Naz, a “good boy” from a middle-class family, is soon immersed in a place filled with rape, beatings, knifings, and drug smuggling. The character is changed by his experiences: he eventually begins to lift weights, shaves his head, gets “SIN” and “BAD” tattooed on his fingers, and partakes in drug smuggling and prison beatings. Even though Naz is eventually released, he is forever changed. The transformation of Naz’s character due to imprisonment elucidates the fault in the criminal justice system, America’s way of “containing” the “dangerous” population. It depicts the ways prison can, in fact, make inhabitants more violent and dangerous than they were before entering the system.

Naz’s experience also demonstrates post-9/11 prejudices. In and out of prison, he receives Islamophobic slurs, and his family also experiences similar struggles. His father loses his cab because of Naz’s case and is treated by previous friends and other community members with hostility. Even after Naz is released, strangers and previous friends stare at Naz intimidatingly, and he is unable to escape Islamophobia.

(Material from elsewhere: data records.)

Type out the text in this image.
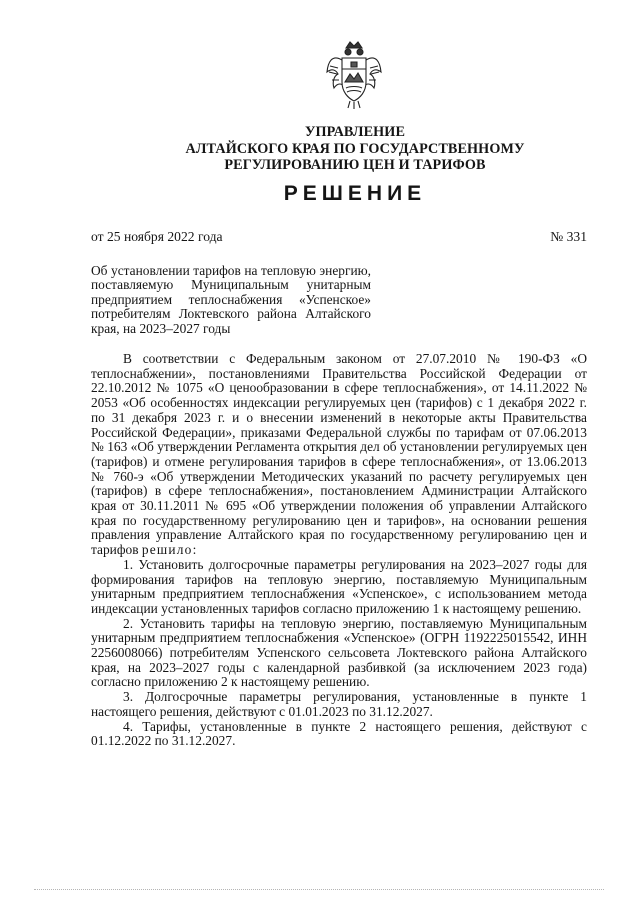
УПРАВЛЕНИЕ
АЛТАЙСКОГО КРАЯ ПО ГОСУДАРСТВЕННОМУ
РЕГУЛИРОВАНИЮ ЦЕН И ТАРИФОВ
РЕШЕНИЕ
от 25 ноября 2022 года	№ 331
Об установлении тарифов на тепловую энергию, поставляемую Муниципальным унитарным предприятием теплоснабжения «Успенское» потребителям Локтевского района Алтайского края, на 2023–2027 годы

В соответствии с Федеральным законом от 27.07.2010 № 190-ФЗ «О теплоснабжении», постановлениями Правительства Российской Федерации от 22.10.2012 № 1075 «О ценообразовании в сфере теплоснабжения», от 14.11.2022 № 2053 «Об особенностях индексации регулируемых цен (тарифов) с 1 декабря 2022 г. по 31 декабря 2023 г. и о внесении изменений в некоторые акты Правительства Российской Федерации», приказами Федеральной службы по тарифам от 07.06.2013 № 163 «Об утверждении Регламента открытия дел об установлении регулируемых цен (тарифов) и отмене регулирования тарифов в сфере теплоснабжения», от 13.06.2013 № 760-э «Об утверждении Методических указаний по расчету регулируемых цен (тарифов) в сфере теплоснабжения», постановлением Администрации Алтайского края от 30.11.2011 № 695 «Об утверждении положения об управлении Алтайского края по государственному регулированию цен и тарифов», на основании решения правления управление Алтайского края по государственному регулированию цен и тарифов решило:

1. Установить долгосрочные параметры регулирования на 2023–2027 годы для формирования тарифов на тепловую энергию, поставляемую Муниципальным унитарным предприятием теплоснабжения «Успенское», с использованием метода индексации установленных тарифов согласно приложению 1 к настоящему решению.

2. Установить тарифы на тепловую энергию, поставляемую Муниципальным унитарным предприятием теплоснабжения «Успенское» (ОГРН 1192225015542, ИНН 2256008066) потребителям Успенского сельсовета Локтевского района Алтайского края, на 2023–2027 годы с календарной разбивкой (за исключением 2023 года) согласно приложению 2 к настоящему решению.

3. Долгосрочные параметры регулирования, установленные в пункте 1 настоящего решения, действуют с 01.01.2023 по 31.12.2027.

4. Тарифы, установленные в пункте 2 настоящего решения, действуют с 01.12.2022 по 31.12.2027.
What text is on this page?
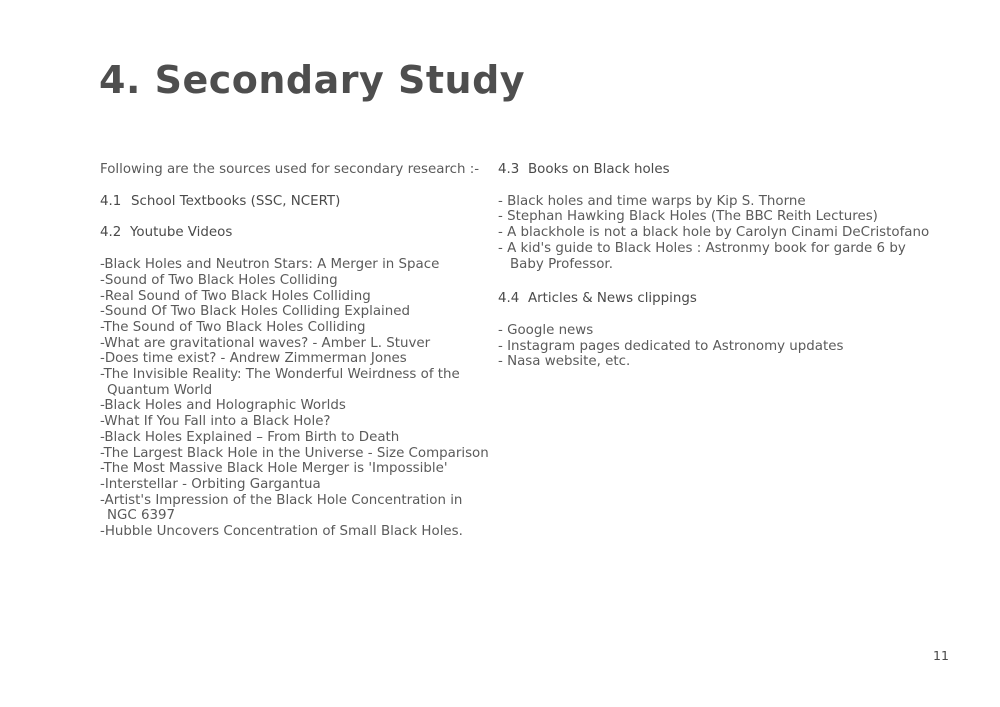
4. Secondary Study
Following are the sources used for secondary research :-
4.1 School Textbooks (SSC, NCERT)
4.2 Youtube Videos
-Black Holes and Neutron Stars: A Merger in Space
-Sound of Two Black Holes Colliding
-Real Sound of Two Black Holes Colliding
-Sound Of Two Black Holes Colliding Explained
-The Sound of Two Black Holes Colliding
-What are gravitational waves? - Amber L. Stuver
-Does time exist? - Andrew Zimmerman Jones
-The Invisible Reality: The Wonderful Weirdness of the
Quantum World
-Black Holes and Holographic Worlds
-What If You Fall into a Black Hole?
-Black Holes Explained – From Birth to Death
-The Largest Black Hole in the Universe - Size Comparison
-The Most Massive Black Hole Merger is 'Impossible'
-Interstellar - Orbiting Gargantua
-Artist's Impression of the Black Hole Concentration in
NGC 6397
-Hubble Uncovers Concentration of Small Black Holes.
4.3 Books on Black holes
- Black holes and time warps by Kip S. Thorne
- Stephan Hawking Black Holes (The BBC Reith Lectures)
- A blackhole is not a black hole by Carolyn Cinami DeCristofano
- A kid's guide to Black Holes : Astronmy book for garde 6 by
Baby Professor.
4.4 Articles & News clippings
- Google news
- Instagram pages dedicated to Astronomy updates
- Nasa website, etc.
11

The show’s exploration of the criminal justice system and Islamophobia relates to the nuclear gaze found in both post Cold War and post 9/11 culture. The gaze resulted from constant fear of a nuclear holocaust after the Cold War or, in this case, another terrorist attack after 9/11. Many Americans feared anyone who deviated from the norm, thus creating a distinction between the “Other” and “Same” and “dangerous” and “non-dangerous” activity. Naz is classified as the “Other” because he is Pakistani and is thus frequently considered “dangerous.” In order to control increased danger, containment is used to place the “Other” in separate groups. In this case, the “Other” is placed in a prison, in an effort to isolate “dangerous” people from a “safe” society. However, containment of an already stereotyped individual perpetuates the stereotype of the race, exemplified by the fact that Naz leaves prison more violent and aggressive than before. When races are contained in high profile ways, the result is increased racism and paranoia.